While no one can predict who might trigger the next move on the chessboard, some trends are becoming obvious. Despite what BYU has been able to work out on its own, and the highly lucrative third-tier media rights deal Texas has secured, it unlikely other schools will venture into league independence.
The SEC, Big Ten, and Pac-12 clearly have emerged as the strongest leagues, and are now with more power to call the shots with the BCS. They also have the best local network deals that provide the best access and exposure desired for their institutions.
But leagues like the Big 12 and ACC, which have third-tier rights freedom for their own individual networks, have created a potential atmosphere of league free agency in the future. The musical chairs that began to move two years ago can and will continue should an institution not be happy with media rights, access and exposure to best accommodate future growth.
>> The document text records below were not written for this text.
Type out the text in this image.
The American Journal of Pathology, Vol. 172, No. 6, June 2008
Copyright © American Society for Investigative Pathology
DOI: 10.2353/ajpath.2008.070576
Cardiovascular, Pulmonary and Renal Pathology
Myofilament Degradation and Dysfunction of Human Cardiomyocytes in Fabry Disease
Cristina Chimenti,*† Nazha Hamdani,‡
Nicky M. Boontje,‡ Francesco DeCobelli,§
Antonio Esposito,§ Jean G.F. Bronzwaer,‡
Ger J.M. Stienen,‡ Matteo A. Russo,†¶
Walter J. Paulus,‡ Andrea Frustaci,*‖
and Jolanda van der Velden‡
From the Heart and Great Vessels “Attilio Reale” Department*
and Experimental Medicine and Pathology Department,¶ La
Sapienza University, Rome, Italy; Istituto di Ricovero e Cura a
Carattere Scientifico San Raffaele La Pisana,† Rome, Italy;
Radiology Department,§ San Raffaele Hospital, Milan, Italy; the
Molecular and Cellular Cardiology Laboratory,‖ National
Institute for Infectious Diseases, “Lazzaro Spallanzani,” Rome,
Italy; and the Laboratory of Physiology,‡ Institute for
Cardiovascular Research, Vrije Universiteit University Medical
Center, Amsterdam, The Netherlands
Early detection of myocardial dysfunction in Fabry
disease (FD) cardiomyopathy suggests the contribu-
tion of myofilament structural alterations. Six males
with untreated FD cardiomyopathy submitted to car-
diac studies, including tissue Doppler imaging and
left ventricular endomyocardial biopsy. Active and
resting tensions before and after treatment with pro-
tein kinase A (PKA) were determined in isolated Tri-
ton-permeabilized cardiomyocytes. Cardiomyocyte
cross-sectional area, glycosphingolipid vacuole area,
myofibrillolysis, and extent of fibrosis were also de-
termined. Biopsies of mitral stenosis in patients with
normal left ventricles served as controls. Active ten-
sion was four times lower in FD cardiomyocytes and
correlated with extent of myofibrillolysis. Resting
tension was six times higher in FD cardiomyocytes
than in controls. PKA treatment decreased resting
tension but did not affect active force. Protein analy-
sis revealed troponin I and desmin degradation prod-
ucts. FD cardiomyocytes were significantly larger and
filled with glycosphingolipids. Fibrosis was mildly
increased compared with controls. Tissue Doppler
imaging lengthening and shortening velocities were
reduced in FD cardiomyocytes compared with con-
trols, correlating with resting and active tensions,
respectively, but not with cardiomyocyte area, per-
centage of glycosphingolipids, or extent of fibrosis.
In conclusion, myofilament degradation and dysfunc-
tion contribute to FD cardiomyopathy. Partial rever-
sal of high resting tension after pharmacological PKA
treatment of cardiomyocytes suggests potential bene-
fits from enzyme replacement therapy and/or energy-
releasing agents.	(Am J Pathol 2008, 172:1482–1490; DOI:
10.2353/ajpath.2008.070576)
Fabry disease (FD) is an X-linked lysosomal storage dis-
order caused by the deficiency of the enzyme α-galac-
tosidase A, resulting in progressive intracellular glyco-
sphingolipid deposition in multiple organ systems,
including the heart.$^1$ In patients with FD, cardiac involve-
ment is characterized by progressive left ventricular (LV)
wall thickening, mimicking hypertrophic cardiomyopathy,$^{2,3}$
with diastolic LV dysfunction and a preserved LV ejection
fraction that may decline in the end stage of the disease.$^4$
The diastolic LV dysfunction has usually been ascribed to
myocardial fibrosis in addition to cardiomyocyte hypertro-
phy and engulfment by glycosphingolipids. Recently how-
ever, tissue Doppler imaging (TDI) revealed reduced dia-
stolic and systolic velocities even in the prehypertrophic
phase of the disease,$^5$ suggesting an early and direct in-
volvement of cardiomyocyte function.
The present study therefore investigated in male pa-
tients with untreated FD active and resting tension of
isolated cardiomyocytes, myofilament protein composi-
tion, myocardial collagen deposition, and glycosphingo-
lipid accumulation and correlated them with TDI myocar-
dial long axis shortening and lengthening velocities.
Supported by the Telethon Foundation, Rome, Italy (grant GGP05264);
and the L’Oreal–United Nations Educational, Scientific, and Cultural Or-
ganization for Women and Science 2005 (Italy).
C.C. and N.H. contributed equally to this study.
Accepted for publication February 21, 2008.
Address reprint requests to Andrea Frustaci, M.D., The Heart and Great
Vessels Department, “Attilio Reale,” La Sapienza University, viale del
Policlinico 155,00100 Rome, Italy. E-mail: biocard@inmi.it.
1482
Technology changes are also fueling this since the line between broadcast television and Internet streaming is growing thinner each year. BYU will be a player based on its brand strength, and following is a player in all this.
Although, Holmoe seams to be optimistic that with firm contracts in the future, and preliminary discussions with other schools, he can get a desired schedule that can put a product on the field to keep season ticket patrons and media partners happy, the conference expansion rumor mill will keep churning.
With all that’s happening based on the conversations he mentions he’s having with his AD counterparts around the country, the league alignment situation is far from stable. BYU fans should be prepared for one more round of league alignment speculation and happenings in the next few months based on what information is available.